It was a raw spring morning when his turn came to go up. His father and Kate drove round with him to the University gates.
"Keep up your pluck, Tom," the old gentleman said. "Be cool, and have all your wits about you. Don't lose your head, whatever you do."
"I seem to have forgotten the little I ever knew," Tom said dolefully, as he trudged up the steps. As he looked back he saw Kate wave her hand to him cheerily, and it gave him fresh heart.
"We shall hope to see you at lunch time," his father shouted after him. "Mind you bring us good news." As he spoke the carriage rattled away down the Bridges, and Tom joined the knot of expectant students who were waiting at the door of the great hall.
A melancholy group they were, sallow-faced, long-visaged and dolorous, partly from the effects of a long course of study and partly from their present trepidation. It was painful to observe their attempts to appear confident and unconcerned as they glanced round the heavens, as if to observe the state of the weather, or examined with well-feigned archaeological fervour the inscriptions upon the old University walls. Most painful of all was it, when some one, plucking up courage, would venture upon a tiny joke, at which the whole company would gibber in an ostentatious way, as though to show that even in this dire pass the appreciation of humour still remained with them. At times, when any of their number alluded to the examination or detailed the questions which had been propounded to Brown or Baker the day before, the mask of unconcern would be dropped, and the whole assembly would glare eagerly and silently at the speaker. Generally on such occasions matters are made infinitely worse by some Job's comforter, who creeps about suggesting abstruse questions, and hinting that they represent some examiner's particular hobby. Such a one came to Dimsdale's elbow, and quenched the last ray of hope which lingered in the young man's bosom.

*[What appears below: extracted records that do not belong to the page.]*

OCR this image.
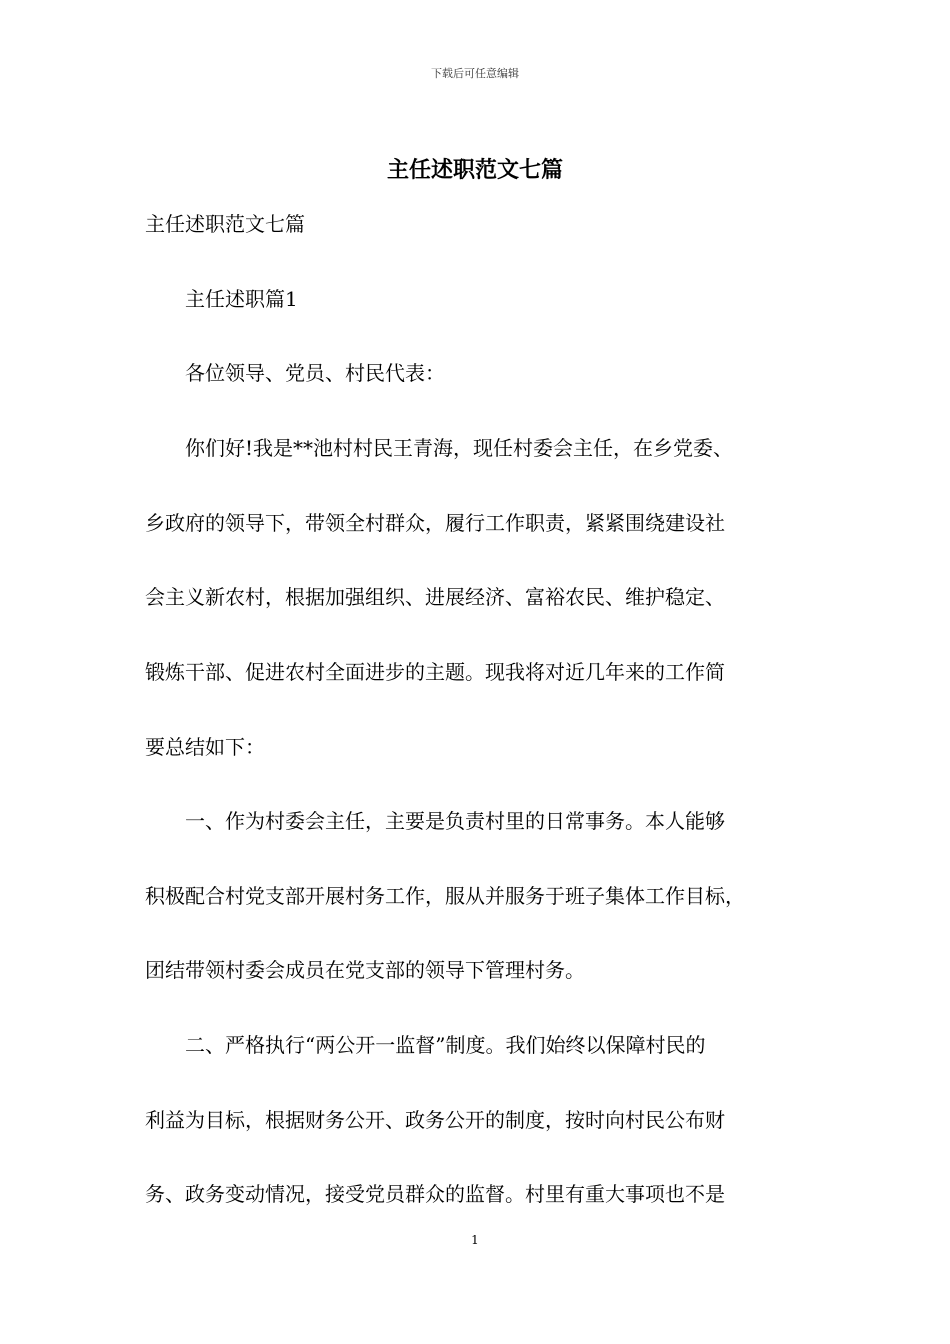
下载后可任意编辑
主任述职范文七篇

主任述职范文七篇

　　主任述职篇1

　　各位领导、党员、村民代表：

　　你们好!我是**池村村民王青海，现任村委会主任，在乡党委、

乡政府的领导下，带领全村群众，履行工作职责，紧紧围绕建设社

会主义新农村，根据加强组织、进展经济、富裕农民、维护稳定、

锻炼干部、促进农村全面进步的主题。现我将对近几年来的工作简

要总结如下：

　　一、作为村委会主任，主要是负责村里的日常事务。本人能够

积极配合村党支部开展村务工作，服从并服务于班子集体工作目标，

团结带领村委会成员在党支部的领导下管理村务。

　　二、严格执行“两公开一监督”制度。我们始终以保障村民的

利益为目标，根据财务公开、政务公开的制度，按时向村民公布财

务、政务变动情况，接受党员群众的监督。村里有重大事项也不是

1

"What do you know about cacodyl?" was his impressive question.
"Cacodyl?" Tom cried aghast. "It's some sort of antediluvian reptile, isn't it?"
The questioner broke into a sickly smile. "No," he said. "It's an organic explosive chemical compound. You're sure to be asked about cacodyl. Tester's dead on it. He asks every one how it is prepared."
Tom, much perturbed at these tidings, was feverishly endeavouring to extract some little information from his companion concerning the compound, when a bell rang abruptly inside the room and a janitor with a red face and a blue slip of paper appeared at the door.